At the point of creating this encounter, if auto-creation is enabled
- encounter-creation logic waits for the user to commit the encounter type
- on update of the encounter_type, a trigger or the client software checks the encounter_type table for the value of the field create_billable
- provided create_billable is not FALSE
- create a record in the billables table
- set value bill_this from encounter_type.create_billable {null, true)
- set values for datetime, encounter key, practitioner etc
The above has happened invisibly to the user. Nothing more happens until a user loads the Billing plugin
- queries the billables table for this patient's records
- by default, excludes (omits) fully-paid records as well as records whose bill_this value is FALSE
- by default, shows billables whose bill_this value is either null or TRUE
- sorts according to date and time
- in the present example, assuming no previous billables for this patient, we
would see one record, where bill_this = TRUE plus the bit of information from
the original INSERT
User can now input any additional information into the billable for the
praxis (office) visit for example if this was a newbie doctor who did not even
know the fee codes to use they could simply, in the free text comment, write
"simple visit, Dx diabetes" and might click "Commit" to update the status of
this billable.
User, if aware that the vaccination needs to be billed, clicks a "New" button
to create a new billable for this patient, and this will by default, set
bill_this = true. The question would arise whether this billable should be
linked to the same encounter, and so maybe two different buttons:
- "Another" would link the billable to the same encounter
- "New" could perhaps unlink the resulting new billable, letting it be
free-standing
The user then can put in the vaccination billing information, maybe even
pre-specify this to be a patient-pay item, and Approve this one too.
The user could have skipped the first "Commit" and clicked the "Commit all"
button.
The user knows the patient is supposed to pay for the vaccination at the front
desk and so clicks the "Dispatch" button
Patient goes to reception. Reception opens the billing widget and sees that
as-yet unpaid items exist and their status might be "Dispatched". Reception can
then:
1) log into the external billing software and complete the item for which the
patient has to pay (the vaccination), perhaps printing an invoice and maybe
even entering into the billing system that this item is now paid for.
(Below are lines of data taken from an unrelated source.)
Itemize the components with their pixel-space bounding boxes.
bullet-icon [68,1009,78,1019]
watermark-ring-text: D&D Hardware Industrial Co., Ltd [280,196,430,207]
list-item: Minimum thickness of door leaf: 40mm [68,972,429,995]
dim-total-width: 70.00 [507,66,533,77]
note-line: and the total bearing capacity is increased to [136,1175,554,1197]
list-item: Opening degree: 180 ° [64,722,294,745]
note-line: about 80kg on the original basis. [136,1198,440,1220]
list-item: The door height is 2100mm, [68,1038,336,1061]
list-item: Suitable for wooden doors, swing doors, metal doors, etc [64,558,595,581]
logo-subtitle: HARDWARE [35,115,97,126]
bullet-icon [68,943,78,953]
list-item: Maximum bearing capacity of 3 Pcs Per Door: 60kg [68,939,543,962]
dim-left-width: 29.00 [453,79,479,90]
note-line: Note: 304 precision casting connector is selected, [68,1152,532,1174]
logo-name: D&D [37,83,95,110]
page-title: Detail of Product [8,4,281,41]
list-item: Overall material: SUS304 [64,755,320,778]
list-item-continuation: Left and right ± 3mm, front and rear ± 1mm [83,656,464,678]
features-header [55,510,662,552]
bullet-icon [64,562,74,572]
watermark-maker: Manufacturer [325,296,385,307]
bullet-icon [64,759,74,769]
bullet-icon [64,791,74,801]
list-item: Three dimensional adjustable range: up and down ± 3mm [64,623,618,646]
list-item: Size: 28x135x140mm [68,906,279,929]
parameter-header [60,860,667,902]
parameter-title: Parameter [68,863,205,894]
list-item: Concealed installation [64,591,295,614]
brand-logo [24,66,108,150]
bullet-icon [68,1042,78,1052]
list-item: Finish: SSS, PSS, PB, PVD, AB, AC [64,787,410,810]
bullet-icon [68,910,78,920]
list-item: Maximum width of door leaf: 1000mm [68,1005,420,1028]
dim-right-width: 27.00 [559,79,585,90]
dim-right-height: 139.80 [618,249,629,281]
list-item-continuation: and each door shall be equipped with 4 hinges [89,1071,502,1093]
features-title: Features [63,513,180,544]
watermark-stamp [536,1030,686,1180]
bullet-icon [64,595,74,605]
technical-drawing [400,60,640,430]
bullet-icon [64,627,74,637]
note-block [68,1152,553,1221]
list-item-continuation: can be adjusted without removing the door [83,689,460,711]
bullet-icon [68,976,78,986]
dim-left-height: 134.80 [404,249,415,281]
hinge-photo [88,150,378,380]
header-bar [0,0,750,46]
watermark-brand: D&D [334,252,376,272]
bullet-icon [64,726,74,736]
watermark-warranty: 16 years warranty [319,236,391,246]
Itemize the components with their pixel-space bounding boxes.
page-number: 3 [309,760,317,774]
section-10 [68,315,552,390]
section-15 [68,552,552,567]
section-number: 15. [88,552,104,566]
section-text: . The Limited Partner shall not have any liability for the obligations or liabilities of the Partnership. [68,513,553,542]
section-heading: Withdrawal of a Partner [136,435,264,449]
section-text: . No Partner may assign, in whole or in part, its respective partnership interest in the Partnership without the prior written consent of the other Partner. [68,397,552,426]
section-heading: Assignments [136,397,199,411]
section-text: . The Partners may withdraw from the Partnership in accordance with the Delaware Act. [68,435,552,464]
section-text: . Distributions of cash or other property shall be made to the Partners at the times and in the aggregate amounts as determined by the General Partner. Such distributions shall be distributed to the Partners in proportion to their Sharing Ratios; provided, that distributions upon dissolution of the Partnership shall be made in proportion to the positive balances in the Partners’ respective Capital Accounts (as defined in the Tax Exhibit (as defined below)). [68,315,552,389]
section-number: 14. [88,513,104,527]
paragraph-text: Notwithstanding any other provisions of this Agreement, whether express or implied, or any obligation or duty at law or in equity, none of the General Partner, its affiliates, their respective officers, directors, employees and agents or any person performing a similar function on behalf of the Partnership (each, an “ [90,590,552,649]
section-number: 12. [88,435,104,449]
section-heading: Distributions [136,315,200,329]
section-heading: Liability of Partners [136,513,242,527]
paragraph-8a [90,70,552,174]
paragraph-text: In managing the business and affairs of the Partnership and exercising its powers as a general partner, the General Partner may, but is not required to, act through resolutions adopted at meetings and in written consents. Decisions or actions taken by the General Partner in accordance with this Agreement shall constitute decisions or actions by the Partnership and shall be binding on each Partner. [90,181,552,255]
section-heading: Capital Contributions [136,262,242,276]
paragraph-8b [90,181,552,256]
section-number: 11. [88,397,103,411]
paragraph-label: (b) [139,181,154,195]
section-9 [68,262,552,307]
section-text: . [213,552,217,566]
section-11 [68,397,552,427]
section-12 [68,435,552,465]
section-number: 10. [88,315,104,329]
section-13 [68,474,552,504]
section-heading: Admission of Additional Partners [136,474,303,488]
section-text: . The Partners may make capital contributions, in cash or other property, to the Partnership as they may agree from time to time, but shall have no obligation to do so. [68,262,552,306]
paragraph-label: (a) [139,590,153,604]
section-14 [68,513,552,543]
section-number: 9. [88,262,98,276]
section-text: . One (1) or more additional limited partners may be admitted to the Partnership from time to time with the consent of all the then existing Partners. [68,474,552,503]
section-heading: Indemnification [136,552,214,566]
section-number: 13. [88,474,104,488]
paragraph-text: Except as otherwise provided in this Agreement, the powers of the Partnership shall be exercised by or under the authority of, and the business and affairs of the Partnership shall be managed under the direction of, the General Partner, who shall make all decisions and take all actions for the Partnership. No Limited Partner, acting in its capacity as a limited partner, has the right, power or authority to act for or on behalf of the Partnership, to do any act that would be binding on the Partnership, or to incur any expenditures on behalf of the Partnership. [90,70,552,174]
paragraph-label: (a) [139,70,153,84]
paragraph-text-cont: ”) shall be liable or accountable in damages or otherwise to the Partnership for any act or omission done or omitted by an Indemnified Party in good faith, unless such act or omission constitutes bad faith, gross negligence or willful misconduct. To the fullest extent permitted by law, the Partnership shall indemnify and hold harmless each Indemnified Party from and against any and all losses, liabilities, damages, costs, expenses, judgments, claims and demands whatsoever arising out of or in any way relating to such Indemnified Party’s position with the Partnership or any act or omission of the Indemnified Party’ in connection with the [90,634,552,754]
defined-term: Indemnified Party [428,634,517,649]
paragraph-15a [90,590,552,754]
2) complete what is required for the diabetes visit fee, in order for it to be
able to be submitted to the payer (medicare, third party insurance, etc).
Notice that if the external billing software would support the retention and
handling of a GNUmed "key", the connector could have the capacity to update the
GNUmed billables to show that the vaccination had been paid, and that the
diabetes visit status is further updated to show it's been Billed and later gone through the Broker to the
clearinghouse or payer and later been acknowledged there.